- Separ Location within New Mexico Separ Location within the United States
- Coordinates: 32°12′03″N 108°25′20″W﻿ / ﻿32.20083°N 108.42222°W
- Country: United States
- State: New Mexico
- County: Grant
- Elevation: 4,501 ft (1,372 m)
- Time zone: UTC-7 (Mountain (MST))
- • Summer (DST): UTC-6 (MDT)
- ZIP codes: 88045
- Area code: 575
- GNIS feature ID: 899905

= Separ, New Mexico =

Unincorporated community in New Mexico, United States

Separ is an unincorporated community in Grant County in the bootheel of southwestern New Mexico, in the southwestern United States. Separ lies in the endorheic Guzmán Basin; as a result the continental divide passes both to the west and east of it. Located alongside the tracks of the Union Pacific, it flourished in the late 19th and early 20th century as a watering station and livestock transfer point. Separ is located alongside Interstate 10, about 20 mi southeast of Lordsburg and 48 mi west of Deming. Today it is a "service point for truck and car traffic".

==History==
Separ was a watering and overnight stop on the Janos Trail, which conveyed copper ore south to smelters in Chihuahua and mining equipment and trade goods north to the copper mines.

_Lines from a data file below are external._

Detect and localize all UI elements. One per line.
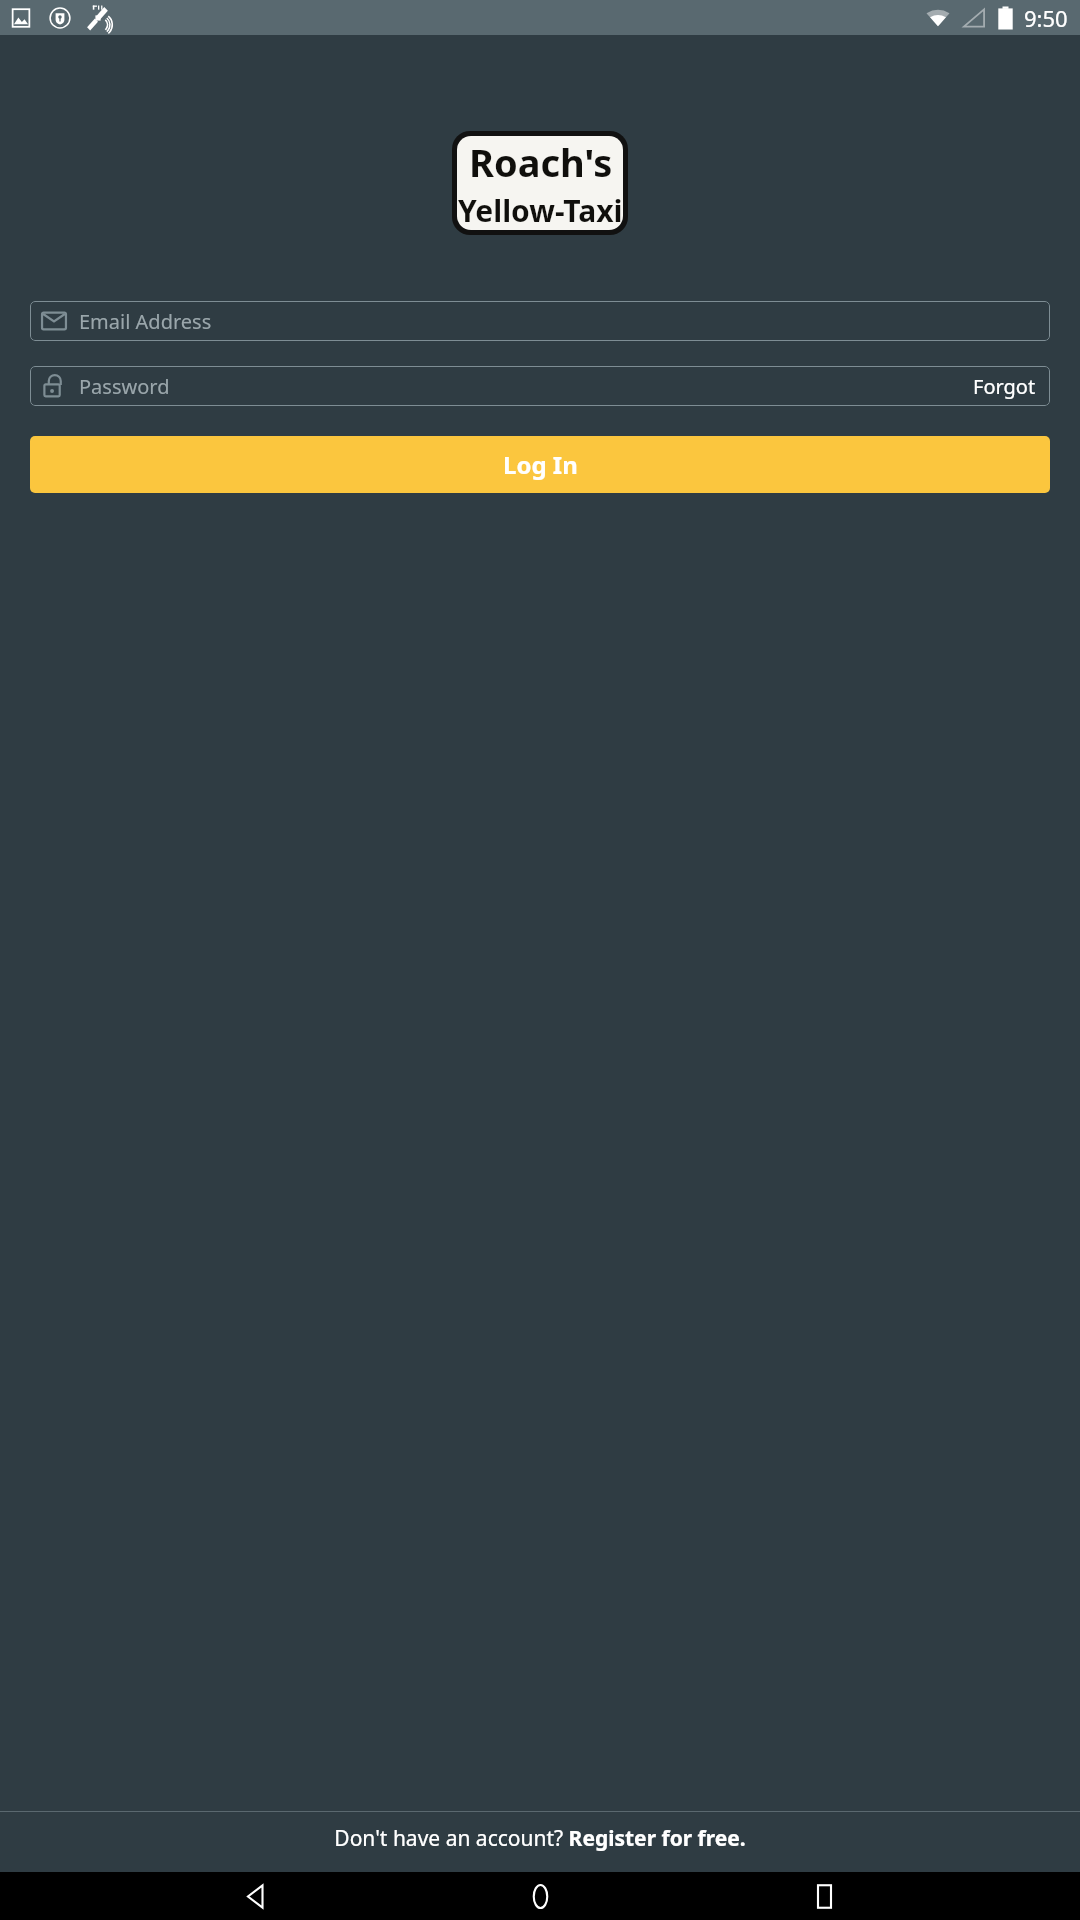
button[interactable]: Recent apps xyxy=(796,1872,852,1920)
staticText: Yellow-Taxi xyxy=(458,190,623,230)
staticText: Password xyxy=(79,373,170,400)
button[interactable]: Forgot xyxy=(959,367,1050,406)
staticText: Email Address xyxy=(79,308,212,335)
staticText: Log In xyxy=(503,448,578,481)
staticText: Don't have an account? Register for free… xyxy=(334,1824,746,1853)
button[interactable]: Back xyxy=(228,1872,284,1920)
staticText: Forgot xyxy=(973,373,1036,400)
button[interactable]: Log In xyxy=(30,436,1050,493)
button[interactable]: Email Address xyxy=(30,301,1050,341)
staticText: 9:50 xyxy=(1024,3,1068,33)
button[interactable]: Don't have an account? Register for free… xyxy=(0,1812,1080,1865)
button[interactable]: Home xyxy=(512,1872,568,1920)
button[interactable]: Password xyxy=(30,366,1050,406)
staticText: Roach's xyxy=(469,136,613,188)
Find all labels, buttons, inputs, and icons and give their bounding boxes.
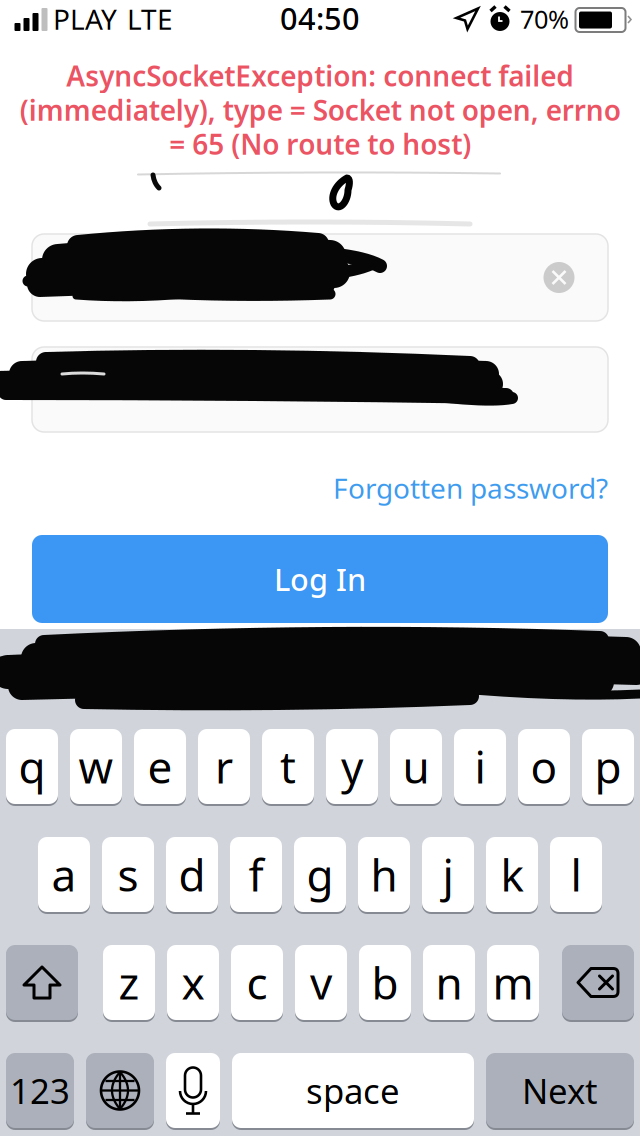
button[interactable]: p [582,728,634,805]
button[interactable]: x [167,944,219,1021]
staticText: space [306,1068,400,1114]
button[interactable]: Log In [32,535,608,623]
staticText: z [118,953,140,1012]
staticText: h [370,845,398,904]
button[interactable]: o [518,728,570,805]
button[interactable]: c [231,944,283,1021]
staticText: PLAY [53,0,117,38]
staticText: e [148,737,172,796]
button[interactable]: h [358,836,410,913]
button[interactable]: u [390,728,442,805]
button[interactable]: Shift [6,944,78,1021]
staticText: 123 [10,1068,70,1114]
button[interactable]: w [70,728,122,805]
button[interactable]: Forgotten password? [268,466,608,510]
button[interactable]: g [294,836,346,913]
staticText: a [52,845,76,904]
staticText: l [570,845,582,904]
staticText: Log In [274,559,366,599]
button[interactable]: y [326,728,378,805]
staticText: x [182,953,204,1012]
button[interactable]: j [422,836,474,913]
staticText: o [530,737,558,796]
button[interactable]: a [38,836,90,913]
staticText: r [215,737,233,796]
staticText: = 65 (No route to host) [169,125,471,163]
button[interactable]: z [103,944,155,1021]
staticText: Forgotten password? [333,469,608,507]
button[interactable]: r [198,728,250,805]
button[interactable]: f [230,836,282,913]
staticText: b [372,953,398,1012]
staticText: u [402,737,430,796]
staticText: t [280,737,296,796]
button[interactable]: Next [486,1052,634,1129]
button[interactable]: l [550,836,602,913]
button[interactable]: q [6,728,58,805]
staticText: n [436,953,462,1012]
staticText: k [500,845,524,904]
button[interactable]: Dictation [166,1052,220,1129]
button[interactable]: Next keyboard [86,1052,154,1129]
button[interactable]: Delete [562,944,634,1021]
button[interactable]: v [295,944,347,1021]
staticText: AsyncSocketException: connect failed [66,57,574,94]
staticText: 04:50 [280,0,360,38]
button[interactable]: m [487,944,539,1021]
staticText: v [310,953,332,1012]
button[interactable]: space [232,1052,474,1129]
staticText: j [442,845,454,904]
button[interactable]: s [102,836,154,913]
staticText: c [246,953,268,1012]
staticText: Next [522,1068,598,1114]
button[interactable]: i [454,728,506,805]
staticText: m [492,953,534,1012]
button[interactable]: d [166,836,218,913]
staticText: f [248,845,264,904]
staticText: g [306,845,334,904]
staticText: p [594,737,622,796]
staticText: 70% [520,2,569,36]
button[interactable]: e [134,728,186,805]
staticText: q [18,737,46,796]
staticText: d [178,845,206,904]
button[interactable]: 123 [6,1052,74,1129]
button[interactable]: Clear text [531,250,587,306]
staticText: LTE [127,0,173,38]
button[interactable]: k [486,836,538,913]
button[interactable]: n [423,944,475,1021]
staticText: (immediately), type = Socket not open, e… [20,91,620,128]
staticText: w [78,737,114,796]
button[interactable]: t [262,728,314,805]
staticText: s [118,845,138,904]
staticText: i [474,737,486,796]
button[interactable]: b [359,944,411,1021]
staticText: y [341,737,363,796]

It was originally called Sepas. When the railroad came through in the 1880s, it became a loading station for cattle.

At about 8:00 pm, on July 20, 1896, the outlaw Black Jack Christian and his High Five Gang robbed a general store in Separ belonging to John D. Weems. Bob Hayes and Bob Christian probably waited outside to watch the horses and keep a lookout while Black Jack, George Musgrave and Code Young went in with masks over their faces. The bandits took about $250 in cash and merchandise, including a large Navajo blanket, six wool blankets, three boxes of cigars, and some whiskey. They also robbed the post office next door. A couple of months later, deputies eventually found the Navajo blanket at a residence in the foothills of the Chiricahua Mountains. It had been given away by Code Young.

In March 1905, George and Edwin Gates, two infamous outlaws, were killed in Separ.